With this market-oriented approach, the company “has moved itself from selling furniture to providing the entire building enveloped with intelligent infrastructure.”  And in doing so, it has identified adjacent markets which will provide new streams of revenue at a time when its core business is flattening.

4.    business school for all employees Participative management has been a key operating approach at Herman Miller.  Max De Pree, CEO of the company in the early 1980’s, explained the philosophy: “Each of us, no matter what our rank in the hierarchy may be, has the same rights: to be needed, to be involved, to have a covenantal relationship, to understand the corporation, to affect our destiny, to be accountable, to appeal, to make a commitment.” (emphasis mine)

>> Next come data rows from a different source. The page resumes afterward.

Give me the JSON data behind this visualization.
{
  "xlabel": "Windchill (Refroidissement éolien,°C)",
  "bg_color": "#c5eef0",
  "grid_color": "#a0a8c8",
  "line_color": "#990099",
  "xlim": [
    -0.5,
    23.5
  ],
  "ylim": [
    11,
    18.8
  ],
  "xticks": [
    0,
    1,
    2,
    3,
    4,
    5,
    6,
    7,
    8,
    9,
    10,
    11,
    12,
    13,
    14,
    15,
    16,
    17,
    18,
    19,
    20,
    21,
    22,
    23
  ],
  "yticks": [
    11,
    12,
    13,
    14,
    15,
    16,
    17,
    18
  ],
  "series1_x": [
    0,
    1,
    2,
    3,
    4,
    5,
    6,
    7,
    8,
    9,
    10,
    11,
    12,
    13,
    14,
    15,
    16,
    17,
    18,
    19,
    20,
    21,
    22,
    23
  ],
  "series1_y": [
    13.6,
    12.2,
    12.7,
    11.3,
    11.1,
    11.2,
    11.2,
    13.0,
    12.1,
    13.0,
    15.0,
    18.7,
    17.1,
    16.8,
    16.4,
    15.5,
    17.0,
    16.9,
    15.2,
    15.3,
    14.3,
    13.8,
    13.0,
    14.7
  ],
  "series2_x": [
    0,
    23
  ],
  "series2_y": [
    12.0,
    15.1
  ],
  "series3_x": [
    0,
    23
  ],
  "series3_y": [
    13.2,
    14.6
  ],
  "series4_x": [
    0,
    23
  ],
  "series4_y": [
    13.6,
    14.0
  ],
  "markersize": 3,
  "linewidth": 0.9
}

This meant that when markets contracted in the 1990’s, the company instituted EVA (Economic Value Added) training for all employees in order to restore the firm to solid profitability.  “It didn’t matter if [employees] were involved in buying, selling, building, designing, billing, paying, or financing…they were expected to embed EVA into their thinking.”

More recently, the current downturn has once again put the company under serious financial pressure and it has furloughed its employees every other Friday.  But also once again it is teaching its employee base how to employ a broad business mindset to keep the business sustainable.  Using a wage recovery plan which pays people back for lost wages if the company reaches its goals, CEO Brian Walker believes employees learn “to make progress through the management practices that had sustained the company for so long…”

5.    new ways of thinking – A common thread runs through the company’s history – challenging the norms.  A few examples:

Boundaries not briefs – As noted previously noted, Gary Miller, the leader of the LED project didn’t want the usual ideas so he engaged an unusual team.  Prohibiting the hiring of furniture designers, he instead got a special effects designer, a computer designer, and an architect to form the team.  And instead of a product brief, he simply gave them boundaries.  This structured freedom approached yielded a host of innovations which “reinvent many aspects of office interiors” and “redefine how people would think about personal space, office geometry, privacy, and illumination.”

Advocacy not approval – Miller also took a norm-busting approach to managing up.  He offset the “not-invented-here syndrome” and “the tyranny of the urgent” by asking the CEO, CFO, and two other leaders to sit on his internal board of directors.  “The objective was to have top decision-makers invest themselves in the work…’The idea,’ he says, ‘was to change the dynamic from traditional review-and-approve to advocacy.’”

Balance not blow-off constraints – Charles Eames, taught the organization that “the first task of a designer was to recognize ‘constraints,’ including factors like price, size, production, time, strength, and support, and that the best design was the one that best balanced them.”  Instead of pursuing the artistic purity of “good design,” the company has sought to answer the “real questions:  Does it solve a problem?  It is serviceable? How is it going to look in ten years?”

I hope you are as inspired as I was by this peak behind the curtain at Herman Miller.  What other companies are operating their own business labs?  Please let me know.